Glad to be far away from that conversation, she turned her attention back to her phone. If only she could find a way out of
this
conversation. Rereading his text, she decided it didn’t require an answer. Plus she wasn’t in any mood to come up with one.

He didn’t want anything to do with magic. But magic was what had brought him to her. If he could only see that, maybe he would realize that magic wasn’t the enemy. It was the witch who set the curse that he should hate. Hating magic would be like hating gravity because someone knocked over a vase and it shattered against the floor. It wasn’t gravity’s fault that some clod bumped into a fragile object. Gravity was just doing its job.

But even as she began to think through the many arguments she could make, she had a sinking feeling that Tony would not be convinced. He hadn’t been the one under a curse; he hadn’t experienced what life was like outside his limited reality, and frankly, he had never wanted to. Alice loved his stability but hated the intractability that accompanied it.

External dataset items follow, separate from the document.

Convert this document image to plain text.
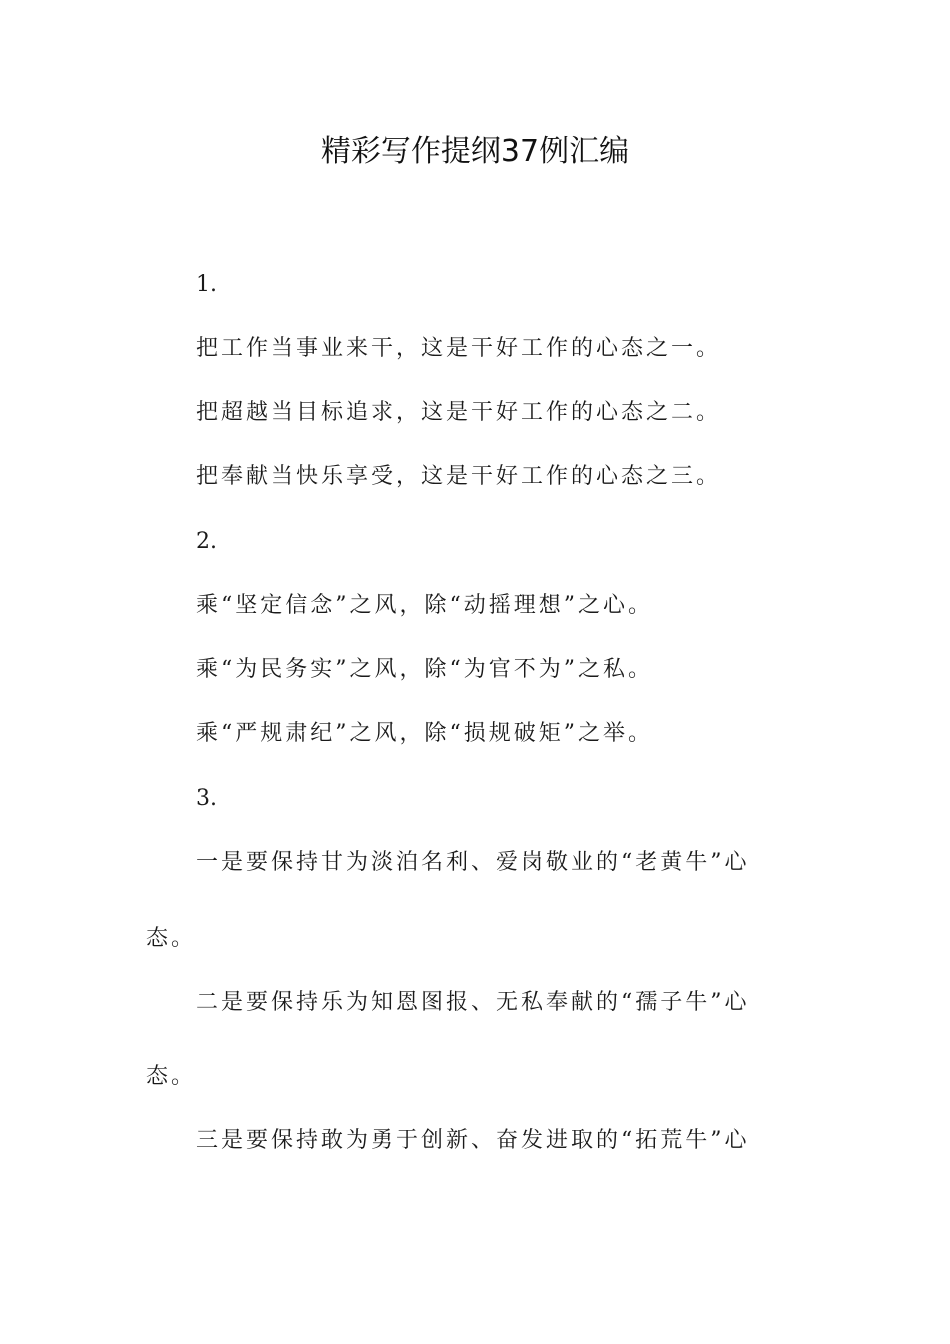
精彩写作提纲37例汇编
1.
把工作当事业来干，这是干好工作的心态之一。
把超越当目标追求，这是干好工作的心态之二。
把奉献当快乐享受，这是干好工作的心态之三。
2.
乘“坚定信念”之风，除“动摇理想”之心。
乘“为民务实”之风，除“为官不为”之私。
乘“严规肃纪”之风，除“损规破矩”之举。
3.
一是要保持甘为淡泊名利、爱岗敬业的“老黄牛”心
态。
二是要保持乐为知恩图报、无私奉献的“孺子牛”心
态。
三是要保持敢为勇于创新、奋发进取的“拓荒牛”心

It would be better to wait, she decided. In the meantime, she would quietly do some experiments, and learn more about this sudden power. And when the time came (if the time came), she would tell him. She had plenty of time.

 

 

 

 

“You seem happy.”

Tony grinned at her as she climbed into the car. He’d been picking her up for school every morning lately—her mother’s idea, oddly enough. She had casually suggested it one evening when Tony had been over watching a movie. “I just wish Jeremy’s school started a little later,” she had lamented. “It’s so hard to get him there by eight thirty when I have to drop Alice off halfway across the city at eight fifteen. But I won’t let her take those awful buses, and what other option is there?”

This, of course, led to an immediate carpooling offer. Alice had initially protested, saying it was too much trouble for Tony to come pick her up when he didn’t have to be at his school until half-an-hour later. But she had, after all, said that to be polite. It hadn’t taken much convincing for Tony to change her mind. Anything that gave her an excuse to spend time with him was an easy sell.

Her mom liked Tony. When he wasn’t around, she referred to him as “your cute boyfriend.” Alice was sure that “boyfriend” was the key word here; the fact that Alice had finally managed to snag one seemed to give her mother a sense of relief. And the fact that said boy was both smart and gorgeous gave her extra bragging rights at her weekly brunch with a few other neighborhood moms.